Ideally, schools would serve as an unbiased source of information for students that would teach them the pros and cons of all their options ranging from complete abstinence until marriage to safe practices for sexually active teens. Perhaps the best example of this can be illustrated in discussions of sexuality outside the heteronormative script. In a study by Renee DePalma and Elizabeth Atkinson, analysis of web forums revealed a societal perception of adolescents as asexual beings and the hyper-sexualisation of homosexuality (DePalma). Each of these factors (the perceived asexuality of adolescents and the hyper-sexualization of homosexuality) would have a large impact on representation in sex education programs independently of one another but together, they are a perfect cocktail for silencing. In the case of sexuality and the LGBTQ+ spectrum, silencing refers to the conscious and unconscious ways which society avoids acknowledging and addressing its LGBTQ+ members and their existence. "1 in 10 adolescents struggle with issues regarding sexual identity" (Santelli 78), meaning that an estimated 10% of high school students are not only not benefitting fully from their sex ed programs, by not including them within the standard curriculum their identities are being invalidated and relegated to a "less than" or "other" status not worthy of mentioning in standard sex ed. However, upon analysis of the data, with 5 percent of people remaining abstinent until marriage and 10 percent of high school age students struggling with their sexual identity, sex ed programs would be pertinent to a higher percentage of people if they focused solely on education for LGBTQ+ students than it is as an AO program. I am in no way suggesting that sex education become centered solely on LGBTQ+ students; however, by including information on sexual identity and information on safe sex practices for homosexual couples, these programs would be statistically twice as relevant than they are currently.
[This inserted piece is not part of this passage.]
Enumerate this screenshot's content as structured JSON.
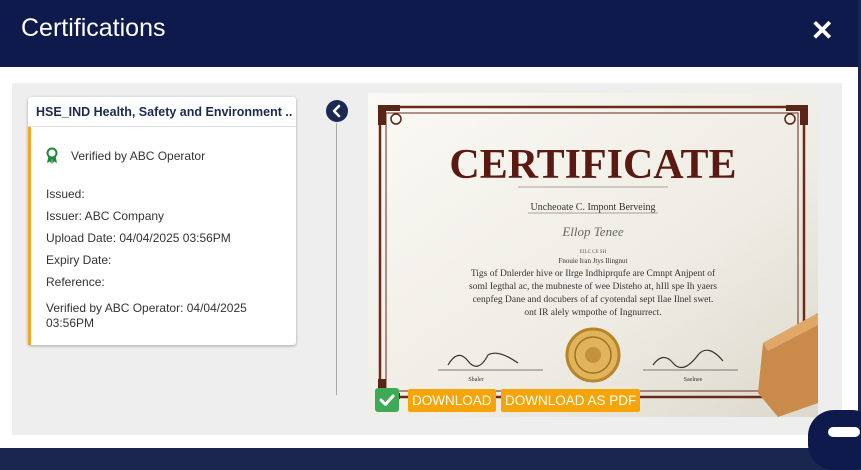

Ideally, AO education in America will soon become a thing of the past, much like victory gardens or leg warmers. Societal norms about sex have progressed rapidly over the past 50 years, but our policies on sex-education have remained more or less stagnant leading to outdated, inaccurate information being presented to students. Not only is the current state of AO-education a violation of basic human rights, it is dangerous and ineffective. By implementing a comprehensive sex ed program in the United States which includes an abstinence component rather than an abstinence focus, an emphasis on options for safe sex practices, and content addressing the concerns of LGBTQ+ students, we as a society will be able to properly inform our coming generations about sex and effectively change the "hush hush" culture we have currently surrounding issues of sex and sex-education.